Por falar em amizade, o clima intimista do evento propiciou que os jovens se integrassem entre si, e conhecessem uns aos outros. Leitores, autores e blogueiros, conversaram bastante entre si nos momentos de intervalos e até mesmo nas palestras, possibilitando que nossos laços fraternos fossem formados. Mesmo para aqueles que vieram sozinhos, era dificil sair dali sem nenhum bate papo, sobre sua obra e/ou autor favorito.O livro tem dessas de unir as pessoas. E o evento contribuiu bastante para isso.



Além dessa interação no Hall, houve também bastante momentos de integração nos auditórios. O interlúdio, foi um desses momentos. As youtubers Bruna Miranda, May Sigwalt, Melina Souza e Tatiany Leite foram responsáveis por jogos, valendo livros, sendo um grande momento de relaxamento entre os momentos. (Só a May que não, a competitividade não deixou ela relaxar, heuheueheuhe). Outro momento divertido foi o "Livro ao Vivo" comandado, pelos autores AJ Oliveira e Jana Bianchi, que a cada dia tiveram convidados que ajudaram a compor o roteiro de um livro. Uma Bufala chamada Muçarela, e um assassinato em uma faculdade, que tem como uma das protagonistas a garota da xerox, foi algumas da ideias surgidas durante os encontros.
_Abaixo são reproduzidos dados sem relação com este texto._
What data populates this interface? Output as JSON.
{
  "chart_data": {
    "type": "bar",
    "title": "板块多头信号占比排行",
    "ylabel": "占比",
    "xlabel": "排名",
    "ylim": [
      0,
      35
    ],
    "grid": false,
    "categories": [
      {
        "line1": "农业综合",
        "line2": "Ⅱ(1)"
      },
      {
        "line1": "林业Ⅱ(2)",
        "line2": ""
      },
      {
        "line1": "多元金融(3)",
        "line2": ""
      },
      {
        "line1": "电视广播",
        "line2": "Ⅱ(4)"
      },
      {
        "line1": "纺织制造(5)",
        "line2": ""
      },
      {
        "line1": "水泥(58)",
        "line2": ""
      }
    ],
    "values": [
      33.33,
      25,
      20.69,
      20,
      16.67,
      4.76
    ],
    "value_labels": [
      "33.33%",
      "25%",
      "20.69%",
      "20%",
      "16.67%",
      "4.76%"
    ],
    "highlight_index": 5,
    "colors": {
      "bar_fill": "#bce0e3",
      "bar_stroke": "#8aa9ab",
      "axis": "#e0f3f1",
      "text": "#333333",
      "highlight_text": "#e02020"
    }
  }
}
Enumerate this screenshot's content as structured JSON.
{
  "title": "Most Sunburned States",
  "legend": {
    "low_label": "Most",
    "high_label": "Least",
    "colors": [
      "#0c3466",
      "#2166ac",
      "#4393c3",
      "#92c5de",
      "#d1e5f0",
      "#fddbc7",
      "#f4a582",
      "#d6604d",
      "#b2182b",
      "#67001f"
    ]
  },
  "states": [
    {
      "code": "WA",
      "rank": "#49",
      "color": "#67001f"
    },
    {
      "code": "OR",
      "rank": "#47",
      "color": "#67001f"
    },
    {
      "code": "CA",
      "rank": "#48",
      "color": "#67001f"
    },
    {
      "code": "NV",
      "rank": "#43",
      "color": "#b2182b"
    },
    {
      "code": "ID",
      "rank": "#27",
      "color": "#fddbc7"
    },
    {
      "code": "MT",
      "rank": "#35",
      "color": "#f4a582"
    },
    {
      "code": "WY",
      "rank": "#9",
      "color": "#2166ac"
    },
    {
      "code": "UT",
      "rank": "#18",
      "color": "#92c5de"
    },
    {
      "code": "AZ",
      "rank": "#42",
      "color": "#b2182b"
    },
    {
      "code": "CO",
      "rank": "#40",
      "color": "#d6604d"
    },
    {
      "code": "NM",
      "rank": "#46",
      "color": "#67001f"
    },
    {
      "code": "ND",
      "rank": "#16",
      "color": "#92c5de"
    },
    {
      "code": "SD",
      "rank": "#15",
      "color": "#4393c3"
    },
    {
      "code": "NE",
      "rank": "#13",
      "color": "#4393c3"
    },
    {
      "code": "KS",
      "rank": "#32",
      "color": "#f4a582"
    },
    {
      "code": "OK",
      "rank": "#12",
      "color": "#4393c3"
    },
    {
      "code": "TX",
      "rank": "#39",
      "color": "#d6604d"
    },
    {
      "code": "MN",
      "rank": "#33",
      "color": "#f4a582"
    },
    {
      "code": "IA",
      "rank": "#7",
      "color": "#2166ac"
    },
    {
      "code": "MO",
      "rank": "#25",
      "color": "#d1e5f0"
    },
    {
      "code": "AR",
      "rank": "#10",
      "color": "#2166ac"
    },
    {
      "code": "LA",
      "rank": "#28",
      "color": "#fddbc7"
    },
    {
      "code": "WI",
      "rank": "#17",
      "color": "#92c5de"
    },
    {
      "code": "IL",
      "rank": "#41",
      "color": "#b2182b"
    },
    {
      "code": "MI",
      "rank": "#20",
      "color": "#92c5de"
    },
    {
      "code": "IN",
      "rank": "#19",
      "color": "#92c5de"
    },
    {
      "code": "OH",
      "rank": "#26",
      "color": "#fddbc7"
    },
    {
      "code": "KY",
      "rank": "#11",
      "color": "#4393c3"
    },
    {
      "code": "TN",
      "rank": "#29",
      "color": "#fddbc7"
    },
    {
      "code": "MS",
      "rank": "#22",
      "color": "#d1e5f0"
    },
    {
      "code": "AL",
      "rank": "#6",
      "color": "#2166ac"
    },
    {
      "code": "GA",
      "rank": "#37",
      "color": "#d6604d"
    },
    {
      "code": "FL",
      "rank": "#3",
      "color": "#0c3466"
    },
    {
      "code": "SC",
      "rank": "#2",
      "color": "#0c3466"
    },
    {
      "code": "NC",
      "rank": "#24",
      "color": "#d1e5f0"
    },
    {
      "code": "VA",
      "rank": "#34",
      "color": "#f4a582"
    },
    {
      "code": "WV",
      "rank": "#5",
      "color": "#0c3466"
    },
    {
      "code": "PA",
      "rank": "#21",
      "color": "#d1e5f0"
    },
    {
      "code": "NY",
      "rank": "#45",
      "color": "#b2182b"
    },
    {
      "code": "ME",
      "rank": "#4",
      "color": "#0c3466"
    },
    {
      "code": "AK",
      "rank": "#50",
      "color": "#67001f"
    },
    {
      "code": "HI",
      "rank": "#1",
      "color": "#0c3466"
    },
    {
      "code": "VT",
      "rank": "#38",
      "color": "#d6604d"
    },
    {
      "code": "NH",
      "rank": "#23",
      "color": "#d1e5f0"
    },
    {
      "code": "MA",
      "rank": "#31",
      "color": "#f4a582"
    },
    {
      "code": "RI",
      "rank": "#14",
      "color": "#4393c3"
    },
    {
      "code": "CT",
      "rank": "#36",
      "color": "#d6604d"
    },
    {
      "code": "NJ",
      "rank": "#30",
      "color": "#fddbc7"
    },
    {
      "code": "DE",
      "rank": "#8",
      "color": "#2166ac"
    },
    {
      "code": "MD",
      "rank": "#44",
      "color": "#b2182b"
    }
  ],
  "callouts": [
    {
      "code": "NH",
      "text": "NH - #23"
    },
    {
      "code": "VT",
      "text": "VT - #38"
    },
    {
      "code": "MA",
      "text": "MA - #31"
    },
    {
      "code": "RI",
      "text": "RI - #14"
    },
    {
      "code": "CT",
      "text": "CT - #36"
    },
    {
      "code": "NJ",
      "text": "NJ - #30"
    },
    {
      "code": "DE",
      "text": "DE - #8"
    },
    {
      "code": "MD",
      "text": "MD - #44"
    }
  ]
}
Quem não teve a oportunidade de ir para a Flipop esse ano, anotem na agenda. Em 2019 vai ter mais uma edição. E a Seguinte promete lutar para que seja maior e com a presença de mais editoras, afinal de contas, a união faz a força. E no caso dos livros. Mais do que nunca precisamos de mais apoio para tornar o Brasil um país de leitura.

A nossa presença no evento teve o apoio da Agência Página 7, que nos ajudou a estar presente no evento, e oportunizou que trouxéssemos essas informações para vocês fãs de livros, que temos certezas que adorariam estar lá presente. Vamos nos planejar para 2019?